We have seen Berkson’s paradox before. It’s an erroneous correlation attributed to surveys done under specific conditions. Here we simulate a situation using R codes and illustrate the paradox.
Let’s assume a college admission process that involves two tests – test 1 and test 2. We create a set of random numbers with a positive correlation between Mark 1 and Mark 2.
x <- 1:100
y <- x + rnorm(100, 100,50)
plot(x,y, xlim = c(0,100), ylim = c(0,300), frame.plot=FALSE, xlab = "Mark 1", ylab = "Mark 2")

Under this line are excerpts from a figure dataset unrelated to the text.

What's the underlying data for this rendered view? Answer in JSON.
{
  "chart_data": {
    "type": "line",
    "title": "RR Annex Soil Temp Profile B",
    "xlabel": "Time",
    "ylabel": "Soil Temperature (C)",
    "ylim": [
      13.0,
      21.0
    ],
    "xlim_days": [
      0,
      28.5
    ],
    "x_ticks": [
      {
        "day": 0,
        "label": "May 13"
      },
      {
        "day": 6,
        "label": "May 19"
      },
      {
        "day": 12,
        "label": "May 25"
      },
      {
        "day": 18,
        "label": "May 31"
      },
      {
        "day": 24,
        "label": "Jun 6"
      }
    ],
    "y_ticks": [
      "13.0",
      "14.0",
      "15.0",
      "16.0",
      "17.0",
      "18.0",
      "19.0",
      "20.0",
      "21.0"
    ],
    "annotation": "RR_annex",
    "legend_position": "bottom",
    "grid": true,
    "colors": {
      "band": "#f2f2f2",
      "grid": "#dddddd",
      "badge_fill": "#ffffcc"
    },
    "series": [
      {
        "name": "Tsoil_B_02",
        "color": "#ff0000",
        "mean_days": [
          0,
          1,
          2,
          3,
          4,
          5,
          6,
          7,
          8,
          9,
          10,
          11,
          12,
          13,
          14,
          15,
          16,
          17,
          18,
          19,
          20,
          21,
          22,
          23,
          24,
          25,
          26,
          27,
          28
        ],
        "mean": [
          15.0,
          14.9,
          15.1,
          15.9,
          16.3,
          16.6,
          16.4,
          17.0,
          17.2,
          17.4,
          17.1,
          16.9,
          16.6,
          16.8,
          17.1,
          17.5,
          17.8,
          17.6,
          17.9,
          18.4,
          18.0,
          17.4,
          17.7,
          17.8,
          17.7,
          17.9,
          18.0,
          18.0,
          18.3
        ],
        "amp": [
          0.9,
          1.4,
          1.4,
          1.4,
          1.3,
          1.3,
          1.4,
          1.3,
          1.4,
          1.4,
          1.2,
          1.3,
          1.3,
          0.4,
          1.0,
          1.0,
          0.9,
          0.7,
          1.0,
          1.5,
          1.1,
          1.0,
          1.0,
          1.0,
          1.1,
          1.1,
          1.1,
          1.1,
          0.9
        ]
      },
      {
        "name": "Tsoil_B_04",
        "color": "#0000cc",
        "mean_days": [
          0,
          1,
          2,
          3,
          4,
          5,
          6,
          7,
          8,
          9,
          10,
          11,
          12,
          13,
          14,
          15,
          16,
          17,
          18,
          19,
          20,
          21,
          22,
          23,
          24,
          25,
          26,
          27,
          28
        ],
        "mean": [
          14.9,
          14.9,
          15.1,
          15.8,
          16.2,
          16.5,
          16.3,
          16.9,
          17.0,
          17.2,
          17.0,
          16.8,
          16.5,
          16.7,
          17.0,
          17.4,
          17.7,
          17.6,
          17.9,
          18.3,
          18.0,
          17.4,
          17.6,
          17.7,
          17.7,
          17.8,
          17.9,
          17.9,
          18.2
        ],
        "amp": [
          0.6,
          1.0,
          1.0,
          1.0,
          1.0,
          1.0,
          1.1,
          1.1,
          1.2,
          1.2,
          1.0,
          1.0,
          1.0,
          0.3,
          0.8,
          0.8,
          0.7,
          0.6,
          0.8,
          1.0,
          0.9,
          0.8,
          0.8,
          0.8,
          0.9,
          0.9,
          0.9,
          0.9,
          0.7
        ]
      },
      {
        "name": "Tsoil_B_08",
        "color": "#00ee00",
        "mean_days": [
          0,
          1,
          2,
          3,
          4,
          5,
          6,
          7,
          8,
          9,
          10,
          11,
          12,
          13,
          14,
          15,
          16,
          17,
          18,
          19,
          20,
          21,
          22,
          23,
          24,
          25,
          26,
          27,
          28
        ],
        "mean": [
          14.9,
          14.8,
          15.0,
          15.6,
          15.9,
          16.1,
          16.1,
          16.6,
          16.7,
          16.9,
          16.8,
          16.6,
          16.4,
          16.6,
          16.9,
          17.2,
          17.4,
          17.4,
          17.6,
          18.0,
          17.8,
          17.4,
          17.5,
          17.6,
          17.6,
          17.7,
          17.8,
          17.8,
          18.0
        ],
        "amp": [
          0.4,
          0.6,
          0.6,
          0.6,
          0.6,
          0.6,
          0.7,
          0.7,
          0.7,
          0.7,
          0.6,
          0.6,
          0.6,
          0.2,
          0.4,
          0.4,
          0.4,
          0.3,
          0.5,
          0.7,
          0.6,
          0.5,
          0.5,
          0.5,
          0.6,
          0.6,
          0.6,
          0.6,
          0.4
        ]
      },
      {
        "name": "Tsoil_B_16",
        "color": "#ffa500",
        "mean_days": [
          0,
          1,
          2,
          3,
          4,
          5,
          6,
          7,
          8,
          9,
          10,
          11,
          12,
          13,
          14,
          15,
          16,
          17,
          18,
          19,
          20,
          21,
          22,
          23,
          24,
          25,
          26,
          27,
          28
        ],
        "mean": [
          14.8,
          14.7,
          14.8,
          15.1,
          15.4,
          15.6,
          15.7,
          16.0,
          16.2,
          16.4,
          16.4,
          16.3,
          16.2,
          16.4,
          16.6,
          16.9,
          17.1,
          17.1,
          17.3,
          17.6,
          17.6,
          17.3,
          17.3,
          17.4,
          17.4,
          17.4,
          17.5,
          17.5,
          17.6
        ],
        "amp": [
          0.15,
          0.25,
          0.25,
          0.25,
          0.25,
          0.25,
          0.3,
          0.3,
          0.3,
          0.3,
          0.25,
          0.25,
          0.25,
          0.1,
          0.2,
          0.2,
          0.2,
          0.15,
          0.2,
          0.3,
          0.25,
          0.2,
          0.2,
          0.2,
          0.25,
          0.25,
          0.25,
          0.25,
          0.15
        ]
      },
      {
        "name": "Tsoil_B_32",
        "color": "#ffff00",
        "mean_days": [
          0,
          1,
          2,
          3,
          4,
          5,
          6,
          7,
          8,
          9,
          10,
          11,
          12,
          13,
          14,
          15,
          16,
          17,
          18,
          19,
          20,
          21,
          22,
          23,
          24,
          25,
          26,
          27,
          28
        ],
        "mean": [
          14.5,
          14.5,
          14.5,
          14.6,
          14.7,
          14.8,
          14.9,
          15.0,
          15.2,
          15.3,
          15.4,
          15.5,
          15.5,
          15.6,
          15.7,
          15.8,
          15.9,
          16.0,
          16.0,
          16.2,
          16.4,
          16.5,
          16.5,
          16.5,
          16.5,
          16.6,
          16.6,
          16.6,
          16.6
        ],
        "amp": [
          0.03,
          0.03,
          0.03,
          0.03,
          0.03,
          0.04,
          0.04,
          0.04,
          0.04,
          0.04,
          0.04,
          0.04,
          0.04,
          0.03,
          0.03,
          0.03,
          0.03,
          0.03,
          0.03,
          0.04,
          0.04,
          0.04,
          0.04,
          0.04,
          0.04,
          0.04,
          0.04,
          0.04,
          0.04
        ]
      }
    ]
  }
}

text(paste("Correlation:", round(cor(x, y), 2)), x = 40, y = 10)
You will see that a reasonable positive correlation exists between the marks of the two tests (correlation coefficient = + 0.42).
Now, we impose a cut-off for the selection, i.e., the total marks (test 1 and test 2) of more than 250 to be eligible for admission.
plot(x,y, xlim = c(0,100), ylim = c(0,300), frame.plot=FALSE, col = ifelse(x + y > 250 ,'red','green'), xlab = "Mark 1", ylab = "Mark 2")
text(paste("Correlation:", round(cor(x, y), 2)), x = 40, y = 10)
And the eligible candidates are denoted by red circles.
Pick the red dots – the candidates who fulfilled the minimum criterion of total marks > 250 – separate and plot.
total <- data.frame(x = x, y = y, z = x+y)
total <- total %>% filter(z > 250)
plot(total$x, total$y, xlab = "Mark 1", ylab = "Mark 2", xlim = c(0,100), ylim = c(0,300))
text(paste("Correlation:", round(cor(total$x, total$y), 2)), x = 40, y = 130)
If one surveys this college, there is a chance that the results find a negative correlation between performance in test 1 vs test 2 (in this case, a correlation of – 0.49). Imagine the first subject was science and the second was humanities! People might even attach causalities to the observations, which are biased by the selection criteria.